Résistance de l'Industrie et Enjeux
L'échange de récriminations s'est amplifié après les remarques du PDG de l'exchange. Coinbase n'a pas retiré l'affirmation selon laquelle les banques cherchent à modeler les règles à leur avantage. Les reportages indiquent que d'autres entreprises de crypto ont exprimé des plaintes similaires en privé. Les banques, quant à elles, affirment vouloir une surveillance forte et des limites sur la façon dont les entreprises d'actifs numériques peuvent opérer au sein du système financier.
Des responsables ont déclaré que le point de friction principal est la garde et le rendement : si les entreprises non bancaires peuvent offrir des rendements similaires à des dépôts ou si cette activité devrait rester au sein de banques réglementées au niveau fédéral.

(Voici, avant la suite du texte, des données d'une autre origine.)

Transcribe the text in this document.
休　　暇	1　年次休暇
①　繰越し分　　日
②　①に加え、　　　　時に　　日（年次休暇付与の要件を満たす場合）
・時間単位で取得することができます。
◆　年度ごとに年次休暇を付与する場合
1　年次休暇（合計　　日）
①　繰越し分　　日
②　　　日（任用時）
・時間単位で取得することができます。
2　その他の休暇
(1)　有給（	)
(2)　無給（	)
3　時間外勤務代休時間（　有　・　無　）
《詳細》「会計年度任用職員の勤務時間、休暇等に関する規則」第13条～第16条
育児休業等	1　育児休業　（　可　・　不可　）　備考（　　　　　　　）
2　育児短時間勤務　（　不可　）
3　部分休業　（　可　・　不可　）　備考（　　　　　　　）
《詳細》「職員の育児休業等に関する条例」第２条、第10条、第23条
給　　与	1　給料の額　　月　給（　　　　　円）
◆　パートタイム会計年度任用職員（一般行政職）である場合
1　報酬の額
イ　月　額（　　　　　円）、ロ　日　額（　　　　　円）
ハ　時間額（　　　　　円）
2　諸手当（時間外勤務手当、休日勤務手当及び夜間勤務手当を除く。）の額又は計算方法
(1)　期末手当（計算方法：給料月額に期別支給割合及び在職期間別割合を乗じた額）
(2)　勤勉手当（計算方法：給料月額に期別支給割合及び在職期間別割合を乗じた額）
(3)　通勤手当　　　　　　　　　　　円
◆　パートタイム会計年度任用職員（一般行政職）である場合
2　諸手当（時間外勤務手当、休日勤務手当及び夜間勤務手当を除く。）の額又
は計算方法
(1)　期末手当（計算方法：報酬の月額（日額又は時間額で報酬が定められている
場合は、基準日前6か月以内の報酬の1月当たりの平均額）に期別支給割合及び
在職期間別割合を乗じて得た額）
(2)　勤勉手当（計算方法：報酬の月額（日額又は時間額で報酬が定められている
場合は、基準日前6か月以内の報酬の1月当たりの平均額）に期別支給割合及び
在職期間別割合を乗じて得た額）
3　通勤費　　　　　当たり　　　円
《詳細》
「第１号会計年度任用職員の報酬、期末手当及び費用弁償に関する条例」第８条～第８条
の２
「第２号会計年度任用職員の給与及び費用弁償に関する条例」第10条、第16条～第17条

Des réponses courtes et claires ont été difficiles à trouver. Les négociateurs trient le langage technique qui déterminera où se situe le risque et qui applique les règles. Ce langage est important pour les startups comme pour les grandes entreprises.
Truth Social et Pression Publique
Trump a amplifié le problème sur sa plateforme, attirant l'attention publique et transformant une querelle politique en un combat politique plus large. Les publications sur Truth Social ont dépeint les banques comme obstructionnistes, et des législateurs des deux bords ont repris le débat dans des appels et des interviews. Les reportages notent que la rhétorique rend plus difficile pour les négociateurs de modifier discrètement le langage sans être scrutés.
Bitcoin et d'autres entreprises de crypto ont averti que des règles floues ou lourdes pousseraient les talents et les capitaux vers d'autres juridictions. Les responsables des équipes de négociation n'ont pas publié de calendrier pour une action. Les données montrent que la certitude réglementaire peut influencer l'endroit où les entreprises choisissent de baser leurs opérations clés, et ce facteur semble désormais central dans la négociation.